Créer, c’est piller des histoires, et partager le butin. Dans booty Looting, un photographe « vole », en direct sur le plateau, les expressions des danseurs. Wim Vandekeybus a toujours cherché à prendre l’image de vitesse.
Attraper au vol, chorégraphier comme un chasseur-voleur. De mouvements, d’énergies, d’intensités. Dès son premier spectacle, What the Body Does Not Remember, en 1987 (pièce fondatrice qu’il a récemment reprise et que sa compagnie, Ultima Vez, danse à nouveau), Wim Vandekeybus entrait par effraction dans le monde de la danse contemporaine, jetant sur le plateau un commando de corps bagarreurs, aimantés par quelque instinct de survie. Certes, il avait participé à la création du légendaire Pouvoir des folies théâtrales de Jan Fabre, mais ses années de formation, en psychologie et en photographie, ne le prédisposaient pas spécialement à se proclamer chorégraphe. Alors, laissant à d’autres les compositions savantes et le raffinement des gestes, Vandekeybus est allé directement dérober à la danse ce qu’elle a de plus secret, en prenant de vitesse des états de corps, ceux-là même dont le corps ne se souvient pas, tant ils ont été digérés par l’apprentissage physique. « La danse pour la danse ne me suffit pas, disait-il au début des années 1990. Ce qui m’intéresse, c’est l’endroit où les limites s’estompent, où les sens se chevauchent, où les états d’âme se mêlent en une seule et même émotion.
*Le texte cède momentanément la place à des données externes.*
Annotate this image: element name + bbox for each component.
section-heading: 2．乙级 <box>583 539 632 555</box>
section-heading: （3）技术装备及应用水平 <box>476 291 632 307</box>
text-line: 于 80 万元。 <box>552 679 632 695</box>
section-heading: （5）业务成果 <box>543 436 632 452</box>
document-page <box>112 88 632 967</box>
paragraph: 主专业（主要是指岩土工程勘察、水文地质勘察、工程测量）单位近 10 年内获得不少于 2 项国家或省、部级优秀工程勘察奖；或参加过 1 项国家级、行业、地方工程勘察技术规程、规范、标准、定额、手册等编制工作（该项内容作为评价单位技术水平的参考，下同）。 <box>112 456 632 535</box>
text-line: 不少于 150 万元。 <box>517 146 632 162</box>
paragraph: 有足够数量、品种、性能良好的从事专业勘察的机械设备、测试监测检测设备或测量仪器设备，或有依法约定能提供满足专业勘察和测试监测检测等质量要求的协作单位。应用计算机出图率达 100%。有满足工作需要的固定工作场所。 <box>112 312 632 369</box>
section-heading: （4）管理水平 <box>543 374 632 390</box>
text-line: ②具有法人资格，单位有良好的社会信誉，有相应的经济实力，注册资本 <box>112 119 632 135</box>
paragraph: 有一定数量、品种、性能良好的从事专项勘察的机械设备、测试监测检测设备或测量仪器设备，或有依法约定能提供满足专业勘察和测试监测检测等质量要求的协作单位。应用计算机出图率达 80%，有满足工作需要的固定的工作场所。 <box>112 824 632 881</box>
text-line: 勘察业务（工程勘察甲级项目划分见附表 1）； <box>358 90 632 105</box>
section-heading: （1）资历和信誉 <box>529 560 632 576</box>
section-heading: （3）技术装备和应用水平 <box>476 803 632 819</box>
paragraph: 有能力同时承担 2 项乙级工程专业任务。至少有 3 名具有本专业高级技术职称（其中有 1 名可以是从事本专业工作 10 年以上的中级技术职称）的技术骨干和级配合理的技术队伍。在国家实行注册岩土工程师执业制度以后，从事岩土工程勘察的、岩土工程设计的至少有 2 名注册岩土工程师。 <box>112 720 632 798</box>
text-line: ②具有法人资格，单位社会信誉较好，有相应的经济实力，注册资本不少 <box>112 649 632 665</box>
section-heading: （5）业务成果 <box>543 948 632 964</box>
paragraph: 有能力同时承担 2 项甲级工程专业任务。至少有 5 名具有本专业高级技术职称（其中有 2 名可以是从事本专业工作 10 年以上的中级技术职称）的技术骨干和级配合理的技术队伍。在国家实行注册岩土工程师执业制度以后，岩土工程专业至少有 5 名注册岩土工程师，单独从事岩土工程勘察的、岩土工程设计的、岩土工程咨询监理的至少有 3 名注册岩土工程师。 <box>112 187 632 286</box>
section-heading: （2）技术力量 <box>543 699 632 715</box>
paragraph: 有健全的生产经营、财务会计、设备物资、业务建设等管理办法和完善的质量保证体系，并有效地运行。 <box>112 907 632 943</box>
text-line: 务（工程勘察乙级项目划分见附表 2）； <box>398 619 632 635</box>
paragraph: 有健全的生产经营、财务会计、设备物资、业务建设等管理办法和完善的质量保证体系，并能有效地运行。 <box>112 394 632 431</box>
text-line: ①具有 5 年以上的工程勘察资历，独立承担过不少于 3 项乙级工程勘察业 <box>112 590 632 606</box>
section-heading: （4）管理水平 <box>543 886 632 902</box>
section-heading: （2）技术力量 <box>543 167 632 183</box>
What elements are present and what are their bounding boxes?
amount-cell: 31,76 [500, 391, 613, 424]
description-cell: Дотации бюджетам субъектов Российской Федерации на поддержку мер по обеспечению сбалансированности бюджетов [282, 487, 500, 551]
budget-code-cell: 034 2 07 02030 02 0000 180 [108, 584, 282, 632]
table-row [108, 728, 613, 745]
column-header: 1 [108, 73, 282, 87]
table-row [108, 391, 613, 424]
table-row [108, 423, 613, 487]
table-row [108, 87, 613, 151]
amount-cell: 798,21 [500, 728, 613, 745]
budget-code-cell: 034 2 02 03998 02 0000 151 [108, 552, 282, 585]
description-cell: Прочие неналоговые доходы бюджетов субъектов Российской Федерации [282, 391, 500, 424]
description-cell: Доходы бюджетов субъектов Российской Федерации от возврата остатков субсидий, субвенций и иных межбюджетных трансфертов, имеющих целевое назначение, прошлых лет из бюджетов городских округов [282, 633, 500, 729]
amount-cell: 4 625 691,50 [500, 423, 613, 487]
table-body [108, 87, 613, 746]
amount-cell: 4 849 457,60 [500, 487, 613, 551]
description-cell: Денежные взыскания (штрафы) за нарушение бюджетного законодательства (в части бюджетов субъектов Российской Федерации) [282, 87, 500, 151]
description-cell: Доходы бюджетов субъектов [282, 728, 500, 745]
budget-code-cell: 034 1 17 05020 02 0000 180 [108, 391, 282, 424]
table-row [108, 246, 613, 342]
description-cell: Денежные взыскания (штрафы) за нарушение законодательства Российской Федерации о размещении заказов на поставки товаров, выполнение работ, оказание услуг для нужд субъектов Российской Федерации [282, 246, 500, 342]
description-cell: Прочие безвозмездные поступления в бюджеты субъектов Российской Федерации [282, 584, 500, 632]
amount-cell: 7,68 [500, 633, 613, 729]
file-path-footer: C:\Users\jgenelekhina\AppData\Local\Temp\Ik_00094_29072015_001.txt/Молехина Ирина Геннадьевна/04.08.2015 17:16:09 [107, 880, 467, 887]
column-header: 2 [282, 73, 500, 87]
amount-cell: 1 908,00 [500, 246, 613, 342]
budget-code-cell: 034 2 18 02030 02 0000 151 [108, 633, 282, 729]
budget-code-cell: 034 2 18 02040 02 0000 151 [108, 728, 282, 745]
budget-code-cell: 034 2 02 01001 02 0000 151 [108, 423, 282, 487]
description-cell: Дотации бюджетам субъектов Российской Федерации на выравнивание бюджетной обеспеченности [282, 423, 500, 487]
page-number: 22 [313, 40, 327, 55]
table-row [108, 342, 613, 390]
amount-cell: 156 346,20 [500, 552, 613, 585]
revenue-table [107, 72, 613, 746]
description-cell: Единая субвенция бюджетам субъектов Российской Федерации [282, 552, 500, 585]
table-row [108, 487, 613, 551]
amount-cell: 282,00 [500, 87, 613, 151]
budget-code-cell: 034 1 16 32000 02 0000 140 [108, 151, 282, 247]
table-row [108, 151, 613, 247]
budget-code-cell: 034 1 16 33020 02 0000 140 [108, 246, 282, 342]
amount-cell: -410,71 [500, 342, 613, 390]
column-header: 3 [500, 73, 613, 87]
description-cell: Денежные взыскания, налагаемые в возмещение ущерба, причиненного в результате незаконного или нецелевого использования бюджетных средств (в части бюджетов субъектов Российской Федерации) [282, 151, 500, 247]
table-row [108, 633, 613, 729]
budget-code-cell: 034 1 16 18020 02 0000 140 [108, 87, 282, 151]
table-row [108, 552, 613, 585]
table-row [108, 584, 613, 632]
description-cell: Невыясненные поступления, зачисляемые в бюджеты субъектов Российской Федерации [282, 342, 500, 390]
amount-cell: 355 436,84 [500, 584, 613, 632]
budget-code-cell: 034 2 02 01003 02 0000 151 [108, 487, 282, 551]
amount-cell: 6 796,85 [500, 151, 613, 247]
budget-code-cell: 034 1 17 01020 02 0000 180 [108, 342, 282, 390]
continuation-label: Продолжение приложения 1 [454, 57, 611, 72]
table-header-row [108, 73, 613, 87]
L’intensité balaie le sens ou, plutôt, elle constitue ce qui substitue au-delà du sens. »
Chevauchée des sens, qu’ils viennent des corps eux-mêmes, et des actions qui les engagent, de la musique et des rythmes qu’elle impulse, de la scénographie et des images qui se forment. Puzzle dynamique, en incessante recomposition, qui témoigne du bouillonnement d’un champ de visions, dont la danse attise le feu. Là encore, l’instinct du voleur : prendre l’image de vitesse, la saisir en cours de formation, avant qu’elle ne se stabilise en cliché. Pour Vandekeybus, l’image produite par la danse n’est pas un dépôt résiduel, mais un incendie qui se propage. Les corps en mouvement en sont le phosphore, l’incandescence incarnée. booty Looting, créé en 2012 à la Biennale de Venise, est dans cette veine. Le titre évoque l’idée de « piller un butin ». Voler ce qui a déjà été volé. En recycler le cours. « L’art crée ainsi sa propre mythologie, commente Wim Vandekeybus, en créant à partir de ce qui existe ou a existé, il s’agit d’inventer autre chose et de le rendre crédible. » Sur un fil mélodique rock (Elko Blijweert à la guitare électrique), booty Looting est ainsi parsemé d’histoires et de citations qui se télescopent, d’une Médée contemporaine (l’actrice allemande Birgit Walter) aux coyotes de Joseph Beuys (la célèbre performance I love Amercia and America loves me) et autres happenings légendaires réinterprétés par Jerry Killick en maître de l’esbroufe. Mais au-delà des références qui le nourrissent, c’est le spectacle lui-même qui devient objet de détournements et de pillages. Shooting en direct : un photographe, Danny Willems, se mêle aux danseurs et subtilise leurs expressions. Les clichés sont aussitôt projetés sur grand écran. « Cette instantanéité n’aurait pas été possible il y a vingt ans. Là, on voit chaque image telle qu’il la prend, indique Vandekeybus. En ce sens, c’est pour le public un spectacle interactif, parce qu’il ne s’agit pas seulement d’admirer le résultat, mais d’entrer dans sa fabrication. » Et sans doute réalise-t-on alors, en témoins directs de cette prise de vues (comme on pourrait le dire d’un butin), combien notre société se reflète dans une incessante chasse aux icônes, dont la mise en scène contribue à façonner le regard que nous portons sur la réalité.